Взгляд синих холодных глаз посуровел.
— Помогай вам Бог, если это действительно так. Ну, говорите, что там такое стряслось?
— Помните, сэр, когда мы были во дворце, вы показали мне одного дворянина?
— Там их было навалом.
— Но этот был очень красивый молодой человек с раздвоенной каштановой бородой. — Генри бросил взгляд в сторону, на капитана Феннера. — Вы еще назвали его любимчиком королевы.
Челюсти Дрейка так резко сомкнулись, что клацнули зубы.
— Сэр Филипп Сидней! Он в Плимуте? — Слова прозвучали как удары палочек по туго натянутой коже барабана.
— Так точно, сэр. Я только что видел, как он приехал. Он остановился в таверне «Трезубец».
Феннер разразился крепким проклятием:
— Горящие глаза Иисуса! Это как раз то, чего мы боялись!
Дрейк окинул Уайэтта проницательным взглядом.
— Сэр Филипп прибыл с помпой? Много с ним сопровождающих?
— Нет, сэр. Он, должно быть, гнал изо всех сил, это видно по лошадям. И с ним только двое джентльменов.
Нетрудно было заметить, что Дрейк напряженно думает. Он вскочил на ноги и сделал несколько быстрых шагов взад и вперед, тогда как Феннер ворчал себе в бороду и жаловался, что эскадра все еще торчит у мыса Рейм Хед.

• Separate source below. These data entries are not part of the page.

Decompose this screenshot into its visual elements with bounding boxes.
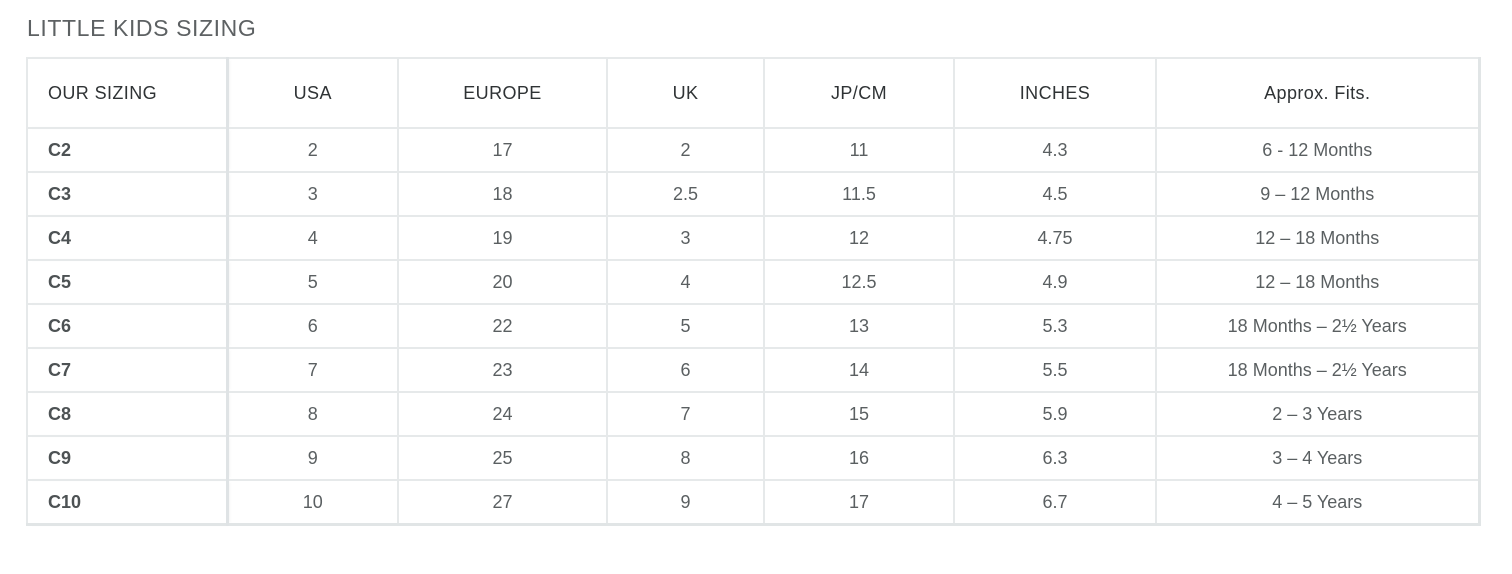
cell-jp-cm: 11 [763, 127, 955, 173]
cell-uk: 9 [606, 479, 765, 526]
cell-usa: 7 [226, 347, 399, 393]
column-header-uk: UK [606, 57, 765, 129]
cell-uk: 3 [606, 215, 765, 261]
cell-europe: 22 [397, 303, 608, 349]
cell-our-sizing: C6 [26, 303, 229, 349]
cell-approx-fits: 9 – 12 Months [1155, 171, 1481, 217]
table-row: C10 10 27 9 17 6.7 4 – 5 Years [26, 479, 1481, 526]
cell-usa: 3 [226, 171, 399, 217]
cell-uk: 8 [606, 435, 765, 481]
cell-inches: 4.75 [953, 215, 1157, 261]
cell-approx-fits: 12 – 18 Months [1155, 215, 1481, 261]
cell-usa: 6 [226, 303, 399, 349]
cell-uk: 2 [606, 127, 765, 173]
cell-our-sizing: C5 [26, 259, 229, 305]
column-header-jp-cm: JP/CM [763, 57, 955, 129]
column-header-usa: USA [226, 57, 399, 129]
table-row: C4 4 19 3 12 4.75 12 – 18 Months [26, 215, 1481, 261]
sizing-table: OUR SIZING USA EUROPE UK JP/CM INCHES Ap… [26, 57, 1481, 526]
cell-europe: 27 [397, 479, 608, 526]
cell-inches: 5.9 [953, 391, 1157, 437]
table-row: C7 7 23 6 14 5.5 18 Months – 2½ Years [26, 347, 1481, 393]
cell-our-sizing: C8 [26, 391, 229, 437]
cell-approx-fits: 6 - 12 Months [1155, 127, 1481, 173]
cell-inches: 4.9 [953, 259, 1157, 305]
cell-uk: 4 [606, 259, 765, 305]
cell-our-sizing: C3 [26, 171, 229, 217]
cell-approx-fits: 18 Months – 2½ Years [1155, 303, 1481, 349]
cell-usa: 9 [226, 435, 399, 481]
cell-usa: 10 [226, 479, 399, 526]
cell-our-sizing: C7 [26, 347, 229, 393]
cell-usa: 5 [226, 259, 399, 305]
column-header-approx-fits: Approx. Fits. [1155, 57, 1481, 129]
cell-uk: 2.5 [606, 171, 765, 217]
sizing-table-container: OUR SIZING USA EUROPE UK JP/CM INCHES Ap… [26, 57, 1481, 526]
cell-approx-fits: 12 – 18 Months [1155, 259, 1481, 305]
cell-jp-cm: 14 [763, 347, 955, 393]
table-row: C2 2 17 2 11 4.3 6 - 12 Months [26, 127, 1481, 173]
cell-europe: 20 [397, 259, 608, 305]
table-row: C9 9 25 8 16 6.3 3 – 4 Years [26, 435, 1481, 481]
cell-europe: 24 [397, 391, 608, 437]
cell-jp-cm: 12 [763, 215, 955, 261]
table-header-row: OUR SIZING USA EUROPE UK JP/CM INCHES Ap… [26, 57, 1481, 129]
cell-our-sizing: C10 [26, 479, 229, 526]
cell-europe: 23 [397, 347, 608, 393]
cell-jp-cm: 13 [763, 303, 955, 349]
cell-usa: 4 [226, 215, 399, 261]
cell-uk: 5 [606, 303, 765, 349]
column-header-europe: EUROPE [397, 57, 608, 129]
table-row: C5 5 20 4 12.5 4.9 12 – 18 Months [26, 259, 1481, 305]
column-header-inches: INCHES [953, 57, 1157, 129]
cell-europe: 19 [397, 215, 608, 261]
table-row: C8 8 24 7 15 5.9 2 – 3 Years [26, 391, 1481, 437]
cell-uk: 7 [606, 391, 765, 437]
cell-inches: 6.7 [953, 479, 1157, 526]
cell-our-sizing: C4 [26, 215, 229, 261]
column-header-our-sizing: OUR SIZING [26, 57, 229, 129]
cell-inches: 4.5 [953, 171, 1157, 217]
cell-europe: 18 [397, 171, 608, 217]
cell-approx-fits: 3 – 4 Years [1155, 435, 1481, 481]
cell-jp-cm: 11.5 [763, 171, 955, 217]
cell-uk: 6 [606, 347, 765, 393]
cell-our-sizing: C2 [26, 127, 229, 173]
page-title: LITTLE KIDS SIZING [27, 15, 257, 41]
cell-jp-cm: 15 [763, 391, 955, 437]
cell-jp-cm: 17 [763, 479, 955, 526]
cell-inches: 5.5 [953, 347, 1157, 393]
cell-inches: 4.3 [953, 127, 1157, 173]
table-row: C3 3 18 2.5 11.5 4.5 9 – 12 Months [26, 171, 1481, 217]
cell-inches: 5.3 [953, 303, 1157, 349]
cell-jp-cm: 16 [763, 435, 955, 481]
cell-jp-cm: 12.5 [763, 259, 955, 305]
cell-approx-fits: 2 – 3 Years [1155, 391, 1481, 437]
table-row: C6 6 22 5 13 5.3 18 Months – 2½ Years [26, 303, 1481, 349]
cell-approx-fits: 18 Months – 2½ Years [1155, 347, 1481, 393]
cell-inches: 6.3 [953, 435, 1157, 481]
cell-our-sizing: C9 [26, 435, 229, 481]
cell-usa: 2 [226, 127, 399, 173]
cell-europe: 17 [397, 127, 608, 173]
cell-europe: 25 [397, 435, 608, 481]
cell-usa: 8 [226, 391, 399, 437]
cell-approx-fits: 4 – 5 Years [1155, 479, 1481, 526]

Вдруг адмирал щелкнул пальцами.
— Я уверен, что эта жаждущая романтики горячая голова выскочила из шелковых пут королевы и примчалась сюда, чтобы участвовать в экспедиции. — Он дернул себя за остроконечную бороду. — Подождите здесь, — приказал он Уайэтту и, проорав команду вверх по сходному трапу, позвал своего секретаря.
Когда Фульк Гревиль спустился к нему в каюту, Дрейк продиктовал расчетливое, но в скромных выражениях, письмо сэру Френсису Уолсингему, настаивая на том, чтобы немедленно отозвали во дворец этого человека, представляющего собою вызов его личному авторитету.
«Я просто не могу потерпеть, чтобы сэр Филипп Сидней стал одним из членов моей компании, — писал он в заключение, — особенно в изложенных мною обстоятельствах. Ее милостивое величество ни за что не поверит, если только вы не убедите ее как можно скорее, что я не уговаривал ее любимца принять участие в своей экспедиции».
— Вы, мастер Уайэтт, будете нашим посыльным. Отвезите это Гренвиллю в Гринвичский дворец и не жалейте никаких расходов. Гоните туда во всю мочь. Я не испытываю никакого желания смотреть на белый свет из темницы Тауэра.
Глава 4
В ДОМИКЕ МИССИС ФОСТЕР
— …Итак, куколка, я передал послание адмирала в руки сэра Френсиса Уолсингема. Когда этот большой человек прочитал письмо, его лицо вспыхнуло как вечерняя заря.